The research identifies how these firms are now prime targets for sophisticated attacks, ranging from DDoS to ransomware to exploiting open software source vulnerabilities.

Dr Liam Mayron, Staff Product Manager, Fastly

UK financial services lost over 10% of their revenues because of cyber-attacks. Financial services firms suffered more than any other sector – with our respondents reporting 50 attacks within the past year.  Nearly one-third (29%) saw customer accounts compromised – striking at the heart of their brand promise.

So how exactly might Generative AI help financial services security teams combat cyberattacks? While mindful of its potential for misuse, our research suggests that financial services cybersecurity professionals are optimistic about Gen AI’s game-changing potential, with 85% appreciating its possible benefits. Will this positive sentiment towards Gen AI be backed by boardrooms? Here are four factors to consider:

  1. Reduced toil/greater support for security teams: Cybersecurity teams are under pressure to do more with less.

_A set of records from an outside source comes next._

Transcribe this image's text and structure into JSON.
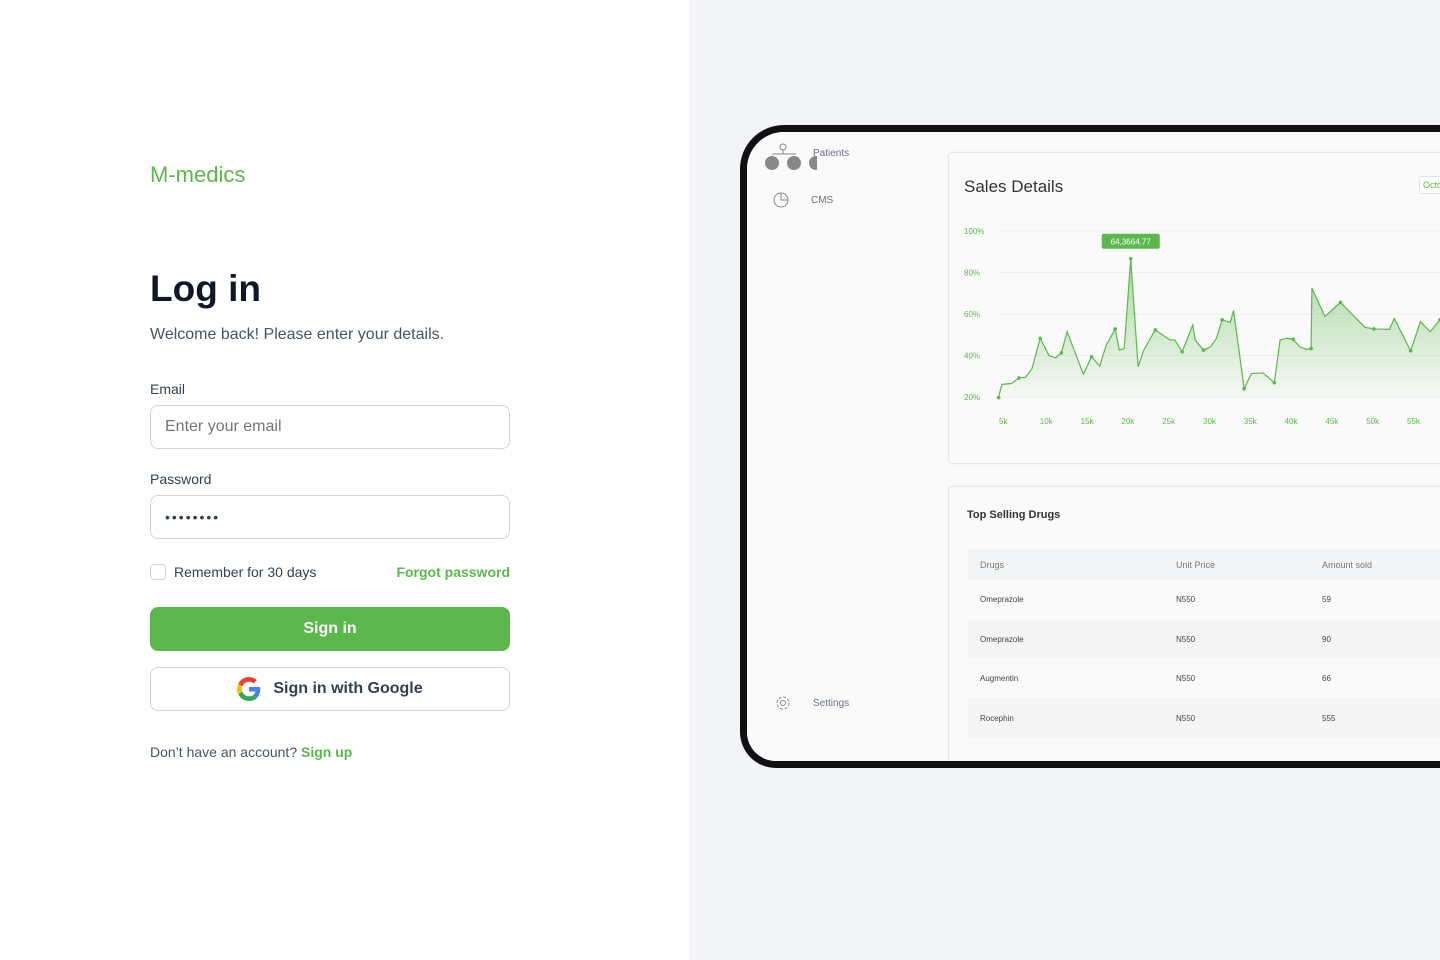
{
  "brand": "M-medics",
  "login": {
    "title": "Log in",
    "subtitle": "Welcome back! Please enter your details.",
    "email_label": "Email",
    "email_placeholder": "Enter your email",
    "password_label": "Password",
    "password_value": "••••••••",
    "remember": "Remember for 30 days",
    "forgot": "Forgot password",
    "signin": "Sign in",
    "google": "Sign in with Google",
    "no_account": "Don’t have an account?",
    "signup": "Sign up"
  },
  "preview": {
    "sidebar": [
      "Patients",
      "CMS",
      "Settings"
    ],
    "sales_title": "Sales Details",
    "month_select": "Octo",
    "table_title": "Top Selling Drugs",
    "columns": [
      "Drugs",
      "Unit Price",
      "Amount sold"
    ],
    "rows": [
      [
        "Omeprazole",
        "N550",
        "59"
      ],
      [
        "Omeprazole",
        "N550",
        "90"
      ],
      [
        "Augmentin",
        "N550",
        "66"
      ],
      [
        "Rocephin",
        "N550",
        "555"
      ]
    ]
  },
  "chart_data": {
    "type": "area",
    "title": "Sales Details",
    "xlabel": "",
    "ylabel": "",
    "xlim": [
      5,
      60
    ],
    "ylim": [
      20,
      100
    ],
    "x_ticks": [
      "5k",
      "10k",
      "15k",
      "20k",
      "25k",
      "30k",
      "35k",
      "40k",
      "45k",
      "50k",
      "55k"
    ],
    "y_ticks": [
      "100%",
      "80%",
      "60%",
      "40%",
      "20%"
    ],
    "tooltip": "64,3664.77",
    "color": "#5cb84c",
    "points": [
      [
        4.7,
        19.7
      ],
      [
        5.1,
        26.1
      ],
      [
        6.3,
        26.5
      ],
      [
        7.2,
        29.2
      ],
      [
        8.0,
        29.5
      ],
      [
        8.8,
        33.7
      ],
      [
        9.8,
        48.3
      ],
      [
        10.9,
        39.9
      ],
      [
        11.7,
        38.9
      ],
      [
        12.4,
        41.3
      ],
      [
        13.1,
        51.5
      ],
      [
        15.1,
        31.0
      ],
      [
        16.1,
        39.4
      ],
      [
        17.1,
        34.9
      ],
      [
        17.9,
        45.0
      ],
      [
        19.0,
        52.8
      ],
      [
        19.5,
        42.6
      ],
      [
        20.1,
        43.4
      ],
      [
        20.9,
        86.6
      ],
      [
        21.8,
        34.5
      ],
      [
        22.5,
        42.6
      ],
      [
        23.9,
        52.3
      ],
      [
        25.7,
        47.5
      ],
      [
        26.3,
        47.5
      ],
      [
        27.2,
        41.8
      ],
      [
        28.5,
        54.7
      ],
      [
        28.8,
        47.5
      ],
      [
        29.8,
        42.6
      ],
      [
        30.7,
        44.2
      ],
      [
        31.4,
        48.3
      ],
      [
        32.1,
        57.2
      ],
      [
        33.1,
        55.9
      ],
      [
        33.5,
        61.7
      ],
      [
        34.8,
        24.0
      ],
      [
        35.7,
        31.3
      ],
      [
        37.1,
        31.6
      ],
      [
        38.5,
        26.9
      ],
      [
        39.2,
        47.5
      ],
      [
        40.0,
        48.3
      ],
      [
        40.8,
        47.8
      ],
      [
        41.6,
        44.2
      ],
      [
        42.5,
        42.9
      ],
      [
        43.0,
        43.4
      ],
      [
        43.1,
        72.5
      ],
      [
        44.7,
        58.8
      ],
      [
        46.6,
        65.6
      ],
      [
        47.9,
        60.4
      ],
      [
        49.6,
        53.6
      ],
      [
        50.7,
        52.8
      ],
      [
        52.6,
        52.6
      ],
      [
        53.2,
        57.8
      ],
      [
        55.2,
        42.3
      ],
      [
        56.4,
        56.3
      ],
      [
        57.6,
        51.5
      ],
      [
        58.8,
        57.2
      ],
      [
        60,
        50
      ]
    ]
  }
}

Nearly half (48%) of cybersecurity professionals in finance are worried about the ability of their existing talent pool to deal with threats from emerging technologies. Gen AI can help alleviate the pressure on teams, starting with small tasks that can be automated. Gen AI pioneers including Google, Microsoft, and OpenAI have made enterprise AI applications simple for companies to adopt – OpenAI’s enterprise GPTs are a good example. Meanwhile, Microsoft’s Github co-pilot offers contextually relevant suggestions to coders as they code. Cybersecurity teams could benefit from equivalent Gen AI-powered security co-pilots embedded into existing tools to help them perform tasks with greater ease and efficiency.
    Leaning into Gen AI can free cybersecurity teams to think more strategically about bigger issues including security resilience and analysing potential attack traffic.
  2. Turbo-charged training capabilities: Gen AI can adapt content, including technical content, quickly, rewriting it for different non-technical audiences. These capabilities make it ideal for creating or updating company-wide training programmes. It can also help translate and localise rapidly – key benefits when building a globally-relevant training platform. Embedding Gen AI in training means financial services firms can go beyond the minimum required by law, offering richer, more frequent training. That has positive implications for talent retention and companies’ overall cybersecurity strategies.
  3. Rapid action reports around security incidents: Businesses typically report 50 data security alerts a day around possible cybersecurity breaches. From here, security analysts gather evidence to confirm the nature of the breach. This involves collating contextual information and providing detailed reports on the timing, location, scale and type of breach. Because Gen AI has the capability to manage large amounts of data rapidly, it can write the initial incident reports, saving cybersecurity professionals valuable time and bandwidth. Microsoft has already introduced a security co-pilot into its data governance solution, Microsoft Purview, that can generate incident summaries to help accelerate investigations.
  4. Staying ahead of the emerging threat: In the short term, Gen AI and LLMs can add an additional layer of protection to the “defence in depth” strategy favoured by many firms simply by easing the toil of hard-pressed cybersecurity teams. This includes using Gen AI to help financial services firms write their security policies around the use of LLMs within their organisations.

Looking further ahead, Gen AI and the large language models that underpin it, could eventually help security teams to predict future threats and help shape cybersecurity strategies based on those threats. For example, the tech giant Google wants to help businesses find and validate potential security issues “before they become an incident”.

Final thought

With the volume and sophistication of cybersecurity attacks set to increase, the time to explore Gen AI is now. Initially it makes sense to start small-scale and focus on achieving incremental productivity wins. Learnings from these small experiments will inform the bigger picture around Gen AI’s role in financial services companies’ cyberdefence strategies.